All of these things might have an element of importance in them (at least for us), but they of themselves are all manufactured things…things that we deal with and have as a result of the human society and human interaction with nature. Things like the sunrise, however, aren’t dependent on us. In fact, the sun can rise very well with nary a human inhabiting this planet.

And maybe that’s the rub. We don’t like to admit that we aren’t needed for events like sunrise to happen, so we instead fill our lives with those things that do require our attention. Think, however, of just what we know about other bodies in space. Ice crystals on Mars, methane oceans on some of the moons of the gas giants, active volcanoes in the outer reaches of the solar system, giant storms, flying ice balls, the interaction of matter, the obedience to the laws of physics (even if we don’t understand them all), and the orderliness of the cosmos is not dependent upon us and happens all the time without as much as a speck of interference from humanity.
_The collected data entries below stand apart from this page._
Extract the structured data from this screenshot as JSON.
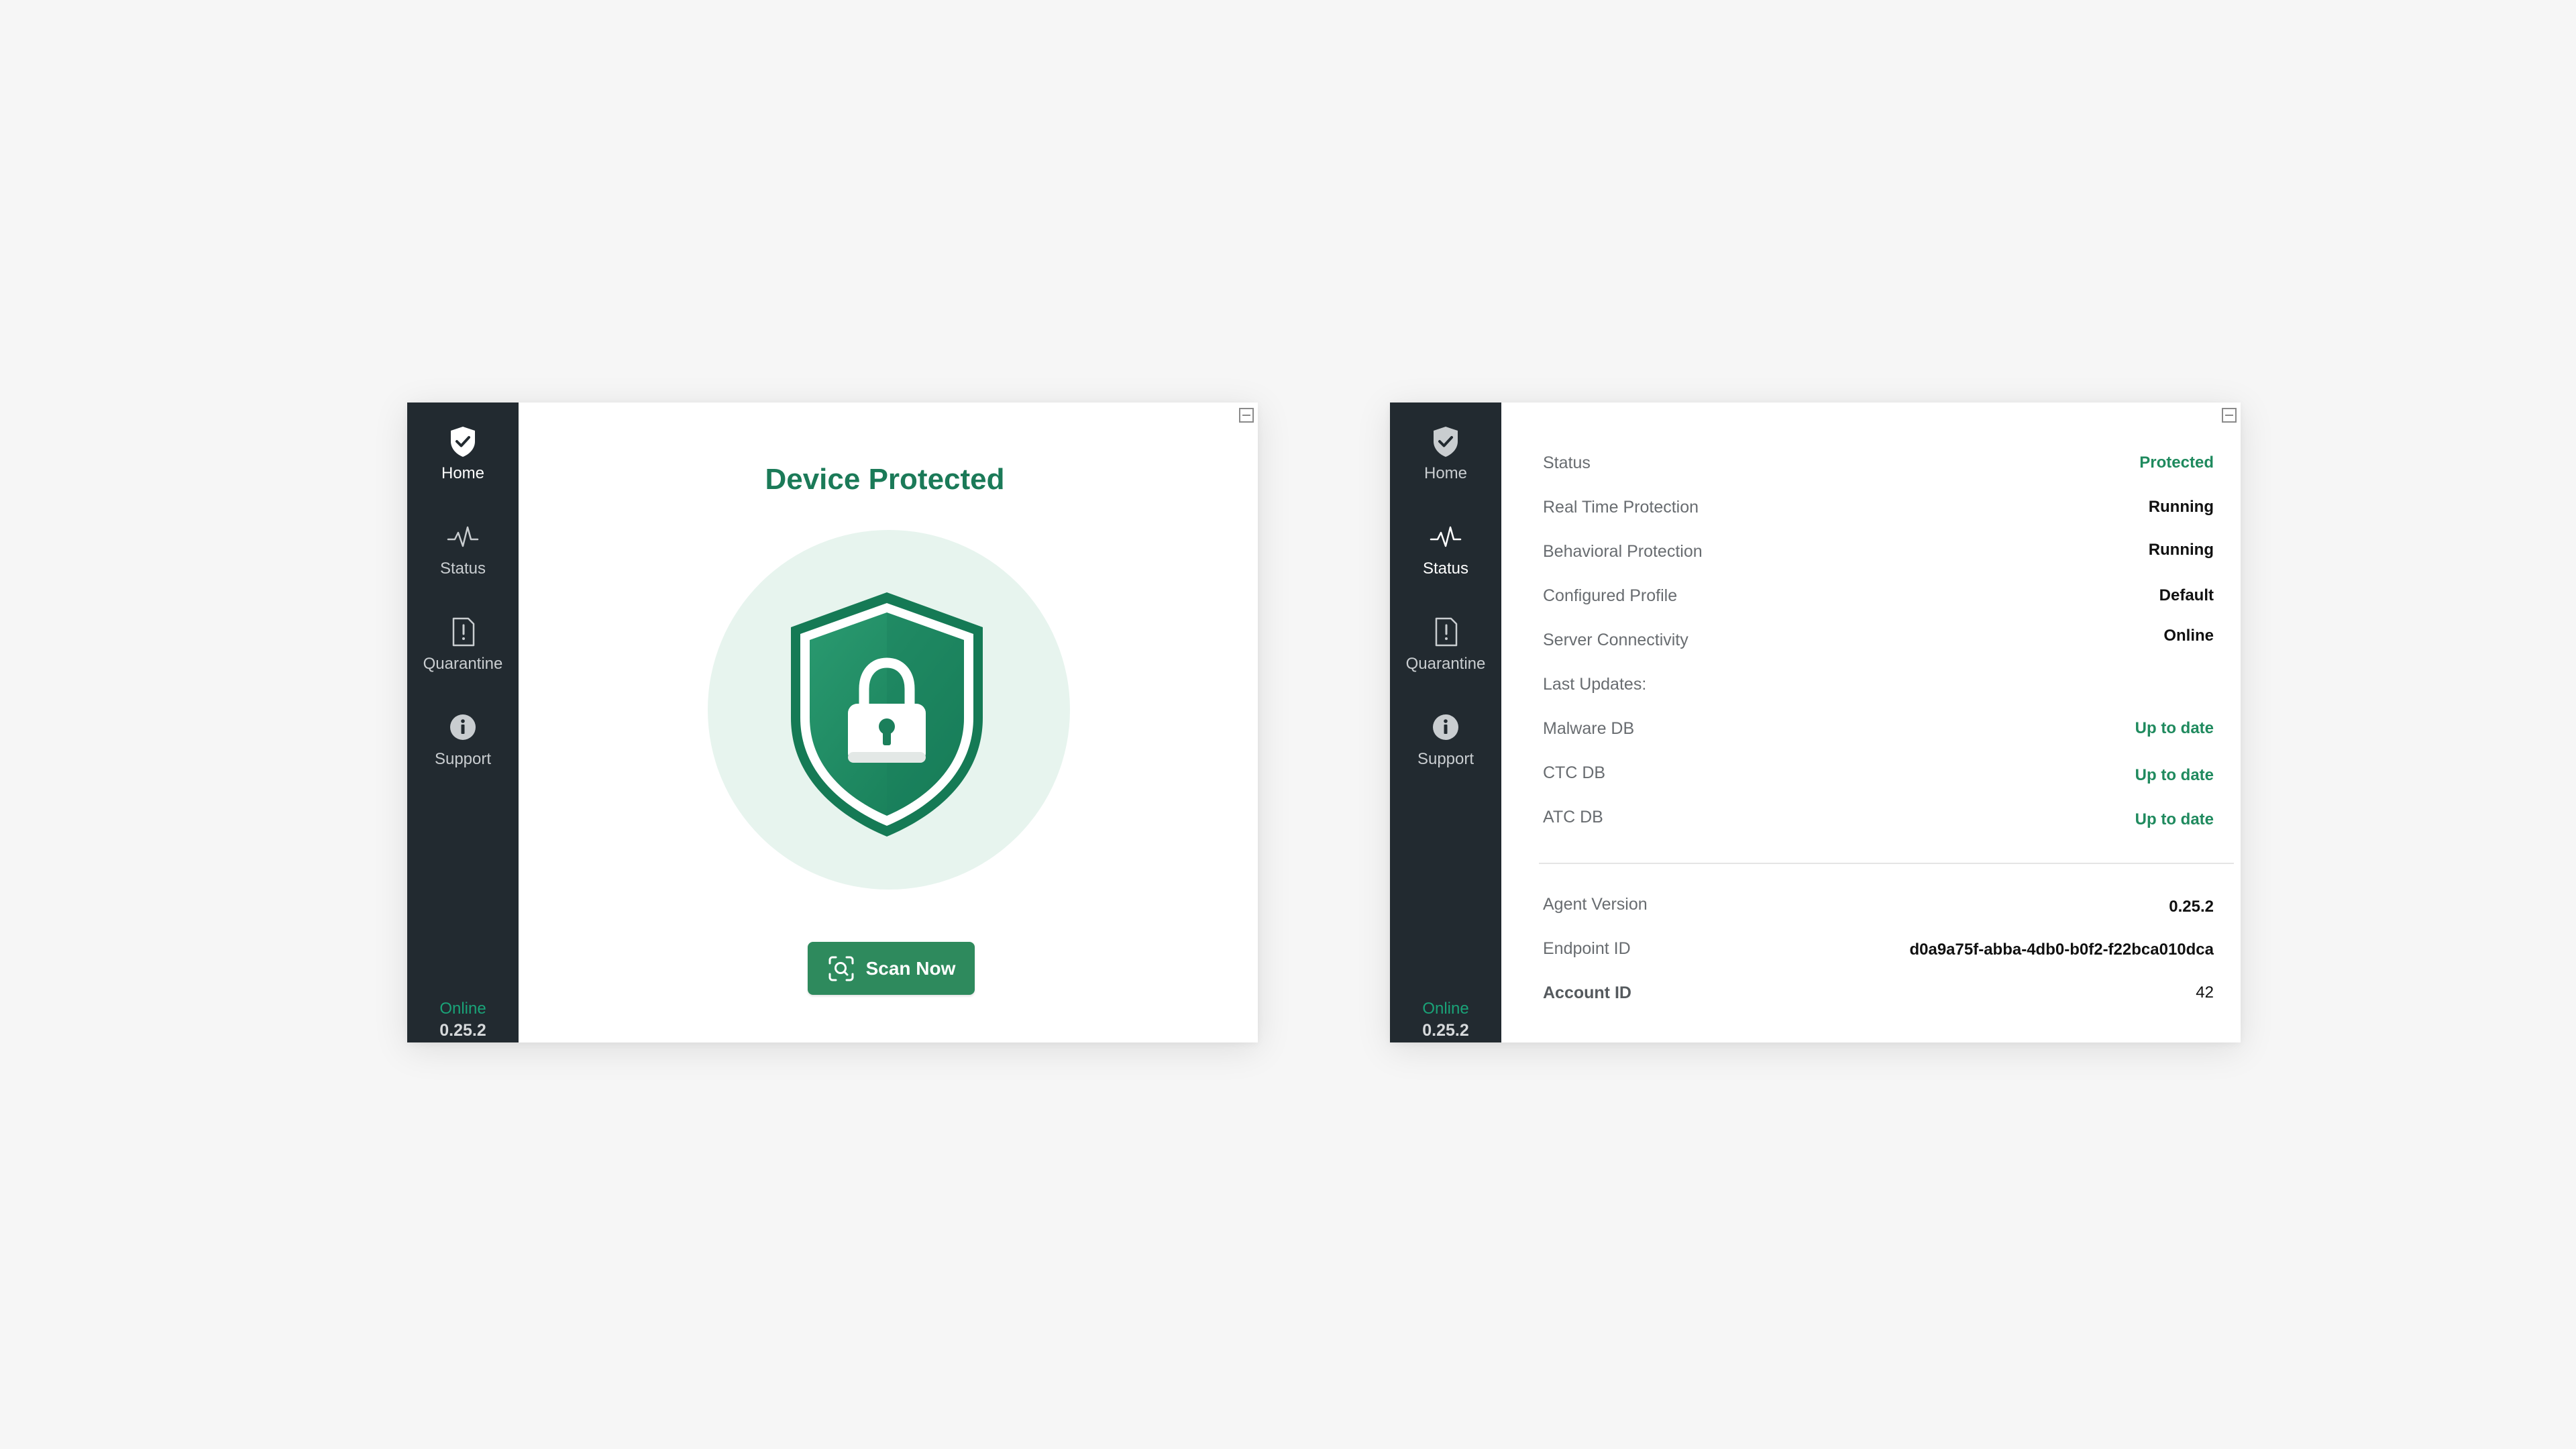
{
  "sidebar": {
    "items": [
      {
        "label": "Home",
        "icon": "shield-check-icon"
      },
      {
        "label": "Status",
        "icon": "pulse-icon"
      },
      {
        "label": "Quarantine",
        "icon": "file-alert-icon"
      },
      {
        "label": "Support",
        "icon": "info-icon"
      }
    ],
    "connection": "Online",
    "version": "0.25.2"
  },
  "home": {
    "title": "Device Protected",
    "scan_button": "Scan Now",
    "hero_icon": "shield-lock-icon"
  },
  "status_panel": {
    "rows": [
      {
        "label": "Status",
        "value": "Protected"
      },
      {
        "label": "Real Time Protection",
        "value": "Running"
      },
      {
        "label": "Behavioral Protection",
        "value": "Running"
      },
      {
        "label": "Configured Profile",
        "value": "Default"
      },
      {
        "label": "Server Connectivity",
        "value": "Online"
      },
      {
        "label": "Last Updates:",
        "value": ""
      },
      {
        "label": "Malware DB",
        "value": "Up to date"
      },
      {
        "label": "CTC DB",
        "value": "Up to date"
      },
      {
        "label": "ATC DB",
        "value": "Up to date"
      }
    ],
    "info": [
      {
        "label": "Agent Version",
        "value": "0.25.2"
      },
      {
        "label": "Endpoint ID",
        "value": "d0a9a75f-abba-4db0-b0f2-f22bca010dca"
      },
      {
        "label": "Account ID",
        "value": "42"
      }
    ]
  },
  "colors": {
    "accent": "#1b7a58",
    "sidebar": "#222a30",
    "online": "#1aa378",
    "button": "#2e8a5d",
    "background": "#f6f6f6"
  }
}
It kind of puts things into perspective.

Thursday, October 09, 2008

What I Think

I received an email from Senator Sam Brownback's office today, part of a mass mailing, I'm sure. In the email, he talks about the financial crisis, what he thinks, and why he voted "no" to the bail out. He also asked me what I thought. I thought I should reply, since he asked. What follows is my reply, word for word.
By email, you asked for my views on the economy. I agree that we are going into a recessionary time. I also agree that some kind if intervention is necessary, and that intervention will be costly.
My concern has long been that we are not looking at the long term; rather we are wanting immediate, short term fixes that will continue to promote greed and self-serving action.
This is nothing new. Our nation's history is filled with such times. However, one would think that someone somewhere would get a clue. One would think that someone somewhere would truly have the best interests of others at heart. One would think that someone somewhere would do the right thing.
I'm sick of the political games. I'm sick of the callousness. I'm sick of the gridlock. And right now, I'm sick of the Congress and those who go, bloody hands out, to the people for relief when they are the very ones who have, over the years, been trampling the people to death in search of ever-greater billions.
You wanted to know what I think. Thanks for letting me write.